Pre-school orthoptic vision screening (POVS) was implemented by the Scottish government and is a standardised assessment to promote early detection of visual problems in children. The target conditions are amblyopia, refractive errors and strabismus. We present the preliminary findings for the first three years of the screening program.

The data from POVS was collected retrospectively. The data includes screening years 2013 to 2016 inclusive. Data was collected from each health board in Scotland. We report the coverage, referral rate, true positives and positive predictive values.

A total of 167,962 children were due to have vision screening over the 3 screening years included in this paper. This figure does not include the children that opted out of the eye test (mean opt-out rate 1.8%) and children that already attend the hospital eye service (mean already attend rate 3.1%). The POVS program had a mean coverage of 85.5%, ranging from 63.7% to 94.8% between health boards. Over the 3 year screening period, the mean referral rate was found to be 17.9%. The mean true positive rate was 88.9%, and the mean positive predictive value was 86.9%.

The Scottish data set on pre-school orthoptic vision screening has shown excellent mean coverage. A consistently high true positive rate over the three screening years demonstrates it is a sensitive screening program, which is essential for the detection of visual problems in children.

The Scottish data set on pre-school orthoptic vision screening has shown excellent mean coverage. A consistently high true positive rate over the three screening years demonstrates it is a sensitive screening program, which is essential for the detection of visual problems in children.

There is a high rate of strabismus, in particular esotropia, in children with Down syndrome or developmental delay, which frequently requires surgical correction.
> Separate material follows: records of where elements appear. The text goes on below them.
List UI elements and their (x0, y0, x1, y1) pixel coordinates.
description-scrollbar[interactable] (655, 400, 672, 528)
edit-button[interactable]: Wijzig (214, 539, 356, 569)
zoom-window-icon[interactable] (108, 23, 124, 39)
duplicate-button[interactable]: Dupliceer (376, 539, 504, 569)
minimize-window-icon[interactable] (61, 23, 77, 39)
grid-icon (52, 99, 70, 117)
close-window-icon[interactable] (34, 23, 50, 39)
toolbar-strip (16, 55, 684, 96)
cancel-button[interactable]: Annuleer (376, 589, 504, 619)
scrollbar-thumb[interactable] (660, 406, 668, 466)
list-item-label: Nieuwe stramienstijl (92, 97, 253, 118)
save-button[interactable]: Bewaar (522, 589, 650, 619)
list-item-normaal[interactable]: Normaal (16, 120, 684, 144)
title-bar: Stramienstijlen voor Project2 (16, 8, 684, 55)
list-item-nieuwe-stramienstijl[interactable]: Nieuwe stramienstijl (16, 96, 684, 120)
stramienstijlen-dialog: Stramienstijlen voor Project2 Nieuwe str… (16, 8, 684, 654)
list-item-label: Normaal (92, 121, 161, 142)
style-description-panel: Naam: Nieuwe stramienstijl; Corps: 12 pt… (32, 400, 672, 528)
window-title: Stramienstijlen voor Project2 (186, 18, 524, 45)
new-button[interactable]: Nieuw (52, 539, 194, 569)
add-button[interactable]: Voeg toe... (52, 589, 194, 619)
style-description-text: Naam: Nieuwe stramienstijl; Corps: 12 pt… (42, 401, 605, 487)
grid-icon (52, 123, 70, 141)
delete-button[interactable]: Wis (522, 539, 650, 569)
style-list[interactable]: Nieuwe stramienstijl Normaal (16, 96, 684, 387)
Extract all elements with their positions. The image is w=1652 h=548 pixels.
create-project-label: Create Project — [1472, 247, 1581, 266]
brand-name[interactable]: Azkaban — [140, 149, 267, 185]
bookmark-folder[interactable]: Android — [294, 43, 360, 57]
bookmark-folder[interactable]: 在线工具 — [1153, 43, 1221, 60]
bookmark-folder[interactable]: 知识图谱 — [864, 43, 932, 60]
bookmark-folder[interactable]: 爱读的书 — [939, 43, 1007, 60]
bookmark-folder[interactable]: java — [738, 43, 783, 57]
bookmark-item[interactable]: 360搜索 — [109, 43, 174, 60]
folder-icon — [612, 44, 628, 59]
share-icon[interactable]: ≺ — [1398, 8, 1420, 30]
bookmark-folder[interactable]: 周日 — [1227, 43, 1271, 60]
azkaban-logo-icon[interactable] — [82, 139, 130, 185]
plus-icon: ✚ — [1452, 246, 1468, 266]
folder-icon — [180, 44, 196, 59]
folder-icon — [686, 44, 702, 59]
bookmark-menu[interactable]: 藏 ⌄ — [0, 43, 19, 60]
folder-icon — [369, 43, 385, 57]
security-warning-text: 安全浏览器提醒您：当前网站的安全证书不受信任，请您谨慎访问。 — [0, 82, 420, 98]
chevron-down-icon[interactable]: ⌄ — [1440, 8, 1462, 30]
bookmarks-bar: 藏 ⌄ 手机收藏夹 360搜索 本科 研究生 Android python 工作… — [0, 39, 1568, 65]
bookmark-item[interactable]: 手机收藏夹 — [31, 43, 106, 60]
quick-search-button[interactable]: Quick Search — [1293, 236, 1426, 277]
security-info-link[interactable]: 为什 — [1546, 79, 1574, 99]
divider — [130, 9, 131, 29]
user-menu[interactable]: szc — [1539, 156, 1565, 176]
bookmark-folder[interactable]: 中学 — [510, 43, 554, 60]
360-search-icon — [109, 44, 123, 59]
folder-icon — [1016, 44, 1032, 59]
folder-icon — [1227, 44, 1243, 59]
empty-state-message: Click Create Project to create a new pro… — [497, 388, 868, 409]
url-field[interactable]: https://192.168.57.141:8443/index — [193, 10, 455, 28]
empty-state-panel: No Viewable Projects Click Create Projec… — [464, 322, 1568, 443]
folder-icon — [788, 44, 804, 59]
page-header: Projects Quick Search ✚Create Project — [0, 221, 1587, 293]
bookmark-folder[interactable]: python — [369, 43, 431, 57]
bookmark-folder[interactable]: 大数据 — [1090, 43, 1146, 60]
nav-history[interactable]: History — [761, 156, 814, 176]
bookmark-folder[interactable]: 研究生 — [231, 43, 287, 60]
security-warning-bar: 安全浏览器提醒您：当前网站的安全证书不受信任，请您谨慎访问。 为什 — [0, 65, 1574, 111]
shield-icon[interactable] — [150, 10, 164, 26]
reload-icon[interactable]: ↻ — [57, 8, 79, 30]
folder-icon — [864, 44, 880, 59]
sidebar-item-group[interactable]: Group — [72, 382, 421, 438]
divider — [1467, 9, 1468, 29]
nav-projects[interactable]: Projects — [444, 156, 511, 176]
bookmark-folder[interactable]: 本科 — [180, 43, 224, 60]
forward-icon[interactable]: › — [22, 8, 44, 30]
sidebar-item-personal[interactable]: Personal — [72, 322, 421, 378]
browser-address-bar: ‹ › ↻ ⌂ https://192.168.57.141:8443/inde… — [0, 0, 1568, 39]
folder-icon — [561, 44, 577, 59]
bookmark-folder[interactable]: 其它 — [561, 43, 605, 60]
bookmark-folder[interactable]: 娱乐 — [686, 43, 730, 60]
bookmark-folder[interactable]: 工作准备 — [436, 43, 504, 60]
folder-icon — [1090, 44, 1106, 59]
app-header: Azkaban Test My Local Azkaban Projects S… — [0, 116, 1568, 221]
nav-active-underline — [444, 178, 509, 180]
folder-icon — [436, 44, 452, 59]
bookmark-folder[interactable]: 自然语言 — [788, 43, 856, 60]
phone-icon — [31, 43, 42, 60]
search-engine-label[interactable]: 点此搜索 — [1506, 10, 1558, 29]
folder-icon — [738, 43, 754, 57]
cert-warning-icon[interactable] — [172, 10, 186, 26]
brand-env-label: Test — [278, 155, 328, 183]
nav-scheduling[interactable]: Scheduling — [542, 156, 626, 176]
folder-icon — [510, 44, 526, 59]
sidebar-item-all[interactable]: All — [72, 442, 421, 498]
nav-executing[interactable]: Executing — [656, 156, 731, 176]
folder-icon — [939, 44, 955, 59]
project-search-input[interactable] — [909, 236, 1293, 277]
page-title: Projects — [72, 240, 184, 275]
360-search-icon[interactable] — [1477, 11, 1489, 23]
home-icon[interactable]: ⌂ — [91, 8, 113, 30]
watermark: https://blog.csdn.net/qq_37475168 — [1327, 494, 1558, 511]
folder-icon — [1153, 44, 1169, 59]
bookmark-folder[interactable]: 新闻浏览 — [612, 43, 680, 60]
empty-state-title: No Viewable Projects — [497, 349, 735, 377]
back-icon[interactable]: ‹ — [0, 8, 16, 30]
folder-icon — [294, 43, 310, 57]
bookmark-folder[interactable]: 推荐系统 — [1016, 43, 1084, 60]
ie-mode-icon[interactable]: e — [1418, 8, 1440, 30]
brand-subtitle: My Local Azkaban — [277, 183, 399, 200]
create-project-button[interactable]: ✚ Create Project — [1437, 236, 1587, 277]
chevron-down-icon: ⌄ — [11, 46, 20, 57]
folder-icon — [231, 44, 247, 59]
A paper in 1994 advocated that the surgical dose be adjusted due to an altered response in these children. The aim of this literature review is to evaluate the available evidence to establish whether an altered surgical approach is required in either population.

A literature review was conducted using PubMed and Web of Knowledge. Only English language papers were eligible for inclusion. https://www.selleckchem.com/products/snx-2112.html The papers were collated in chronological order for analysis, and their references searched for further relevant papers. Forward citation searches were also undertaken.

A 2 × 2 comparison is made between publications on Down syndrome (in isolation) and developmental delay populations (including Down syndrome) with adjusted versus non-adjusted surgery. Published surgical success rates on esotropia from unaltered surgical doses range from 62.0%-85.7% (four papers) in the Down syndrome cohort, with none of the adjusted surgeries having a successful outcome. Surgical success rates from adjusted surgical doses in developmental delay cohort range from 37.5%-86.0% (seven papers), with one unadjusted surgical success rate of 76.0%. The results across the studies are summarised in a table and discussed.

An exaggerated surgical effect in individuals with developmental delay has been reported, and this population may benefit from a reduced surgical dose. Published research does not support giving a reduced surgical dose in individuals with Down syndrome, but more research needs to be done to make a definitive conclusion.

An exaggerated surgical effect in individuals with developmental delay has been reported, and this population may benefit from a reduced surgical dose. Published research does not support giving a reduced surgical dose in individuals with Down syndrome, but more research needs to be done to make a definitive conclusion.